Türkiye ile Avrupa Birliği’nin arasındaki ilişkilerin geleceği
ile ilgili tahminlerde bulunmak, hele hele kesin hükümler vermek
kolay değil.
Bu ilişki tahminlerden daha inişli ve çıkışlı bir şekilde devam
etti ve ediyor. Görüşmelerin daha iyi durumda olmasını arzu etsek
de, kısa süreli bir iyileşme beklemek Türkiye gerçeklerine uygun
düşmez.
Herkesin bir hesabı, bir düşüncesi, bir beklentisi olabilir. Ancak hadiseye prensipler bazında bakanlar için günlük tartışmalar çok önemli değildir. Türkiye’nin AB üyesi olması, o yolda ilerlemesi hem milletin hem de devletin menfaatinedir. Son 20 yıl sadece bu gözle incelense bile bu görülebilir. Maddî kalkınma bile AB üyum süreciyle hızlanmadı mı? Türkiye’nin ekonomik ve siyasî bakımdan dünya ile olan irtibatı, AB’nin de desteği ile gelişmedi mi?
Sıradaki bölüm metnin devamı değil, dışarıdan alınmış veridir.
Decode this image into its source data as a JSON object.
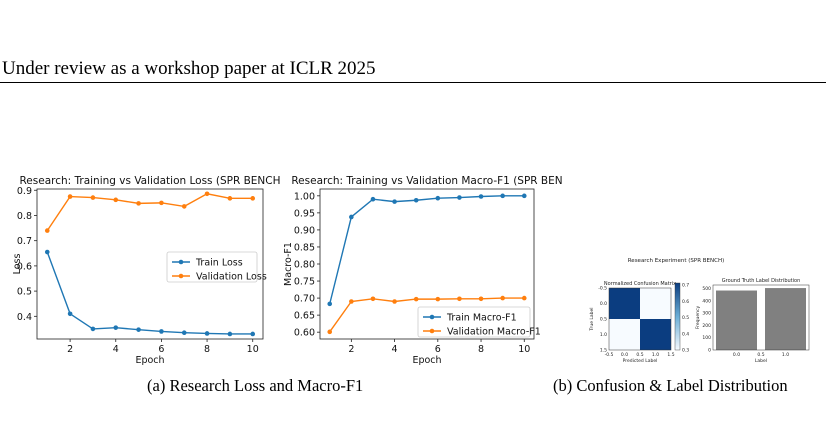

Bu zor, önemli ve bir o kadar tartışmalı konu onlarca toplantının da konusu oluyor. Nitekim İktisadî Kalkınma Vakfı, Sabancı Üniversitesi İstanbul Politikalar Merkezi (IPC) ve Alman Uluslararası ve Güvenlik Enstitüsü (SWP) işbirliğiyle Almanya’da bir toplantı düzenlenmiş ve konu tartışılmış. Üst düzey bürokrat, uzman ve akademisyenlerin katıldığı toplantıda Türkiye ve AB arasındaki görüşmelerin geleceği tartışılmış.